What. The. <censored>. There can be no sacred cows in the budget. Let's examine the data, shall we? There's a fantastic infographic called Death and Taxes that gives a wonderful, easy-to-follow graphical presentation of the US government spending. While the main item in the graphic is the Federal Discretionary Budget, if you look to the far right, you'll see the pie-graph penny that represents the Total Budget.

We're spending a total of 3.834 trillion dollars, and we're slated to collect 2.567 trillion. While this alone is alarming, let's cross-reference the four items of spending we said would be immune to this government spending freeze. By the way, "spending freeze" just means no adding new expenditures. We'd just keep all our current spending levels.

National Security spending: 895 billion.
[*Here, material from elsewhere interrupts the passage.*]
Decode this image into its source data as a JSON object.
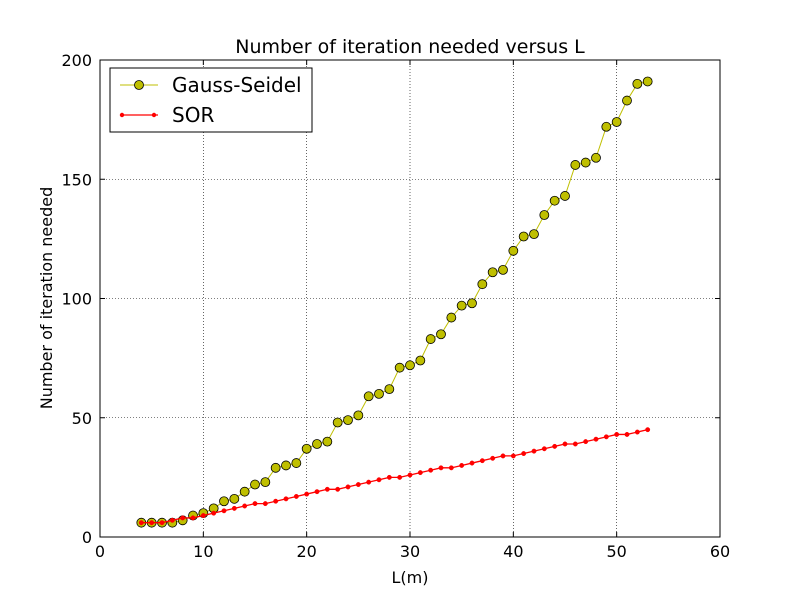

Medicare? 491 billion. Medicaid? 297 billion. Social Security? 730 billion. That's 2.413 trillion dollars. That's 63% of the federal budget that we just said would be immune to a spending freeze (not even cuts!). And those four items alone are 94% of our receipts (income to the budget). Throw in the national debt interest (251 billion, which we can't exactly elect to stop paying), and you exceed 100% of our receipts. Boy, it's going to be awful hard to get spending in line with income when you're both cutting taxes and refuse to even freeze spending on costs that amount to greater than your entire income. Again: what the ****. This is not an adequate plan for restoring solvency to our nation. The whole speech lost credibility in three sentences.

"We've made substantial investments in our homeland security and disrupted plots that threatened to take American lives." Oh, we've made investments, all right, but said investments have hardly disrupted any "plots that threatened to take American lives." Increased public vigilance and the attitude that plane hijackers are not just going to detour you to Cuba are what has stopped would-be terrorists. I've complained before about how the TSA doesn't actually provide real security, just security theater. On the other hand, they've increased government spending, which IS a major issue. And don't say "but this creates jobs for Americans!" because I will smack you down with the broken window fallacy.

"I'm also calling on Congress to continue down the path of earmark reform." Hooray. Can't happen soon enough. "But we can't stop there. It's time to require lobbyists to disclose each contact they make on behalf of a client with my administration or with Congress. It's time to put strict limits on the contributions that lobbyists give to candidates for federal office." Great. I'll believe it when I see it - neither party is exactly incented to limit their income from lobbyists, in kinda the same way that neither party is incented to make it easier for third parties to acheive meaningful representation.

There was a bit on how Iran is seeking nuclear weapons, and I couldn't help but think of Stuxnet at this quote: "That's why the international community is more united, and the Islamic Republic of Iran is more isolated. And as Iran's leaders continue to ignore their obligations, there should be no doubt: They, too, will face growing consequences. That is a promise." It does seem likely that it was the U.S. and Israel behind that worm. I'd cite the NYTimes article directly, but they've decided to hide all their content behind a paywall. Pity.

State of the Union: some things good, some things misguided, some big promises that I'm skeptical about, and some that weren't big enough.

What are your thoughts? In particular, I'd love to hear where you disagree with my views and why, so we can all get a broader perspective on the tough issues of the day.

(Fun fact: this is the longest entry I have written, to date.)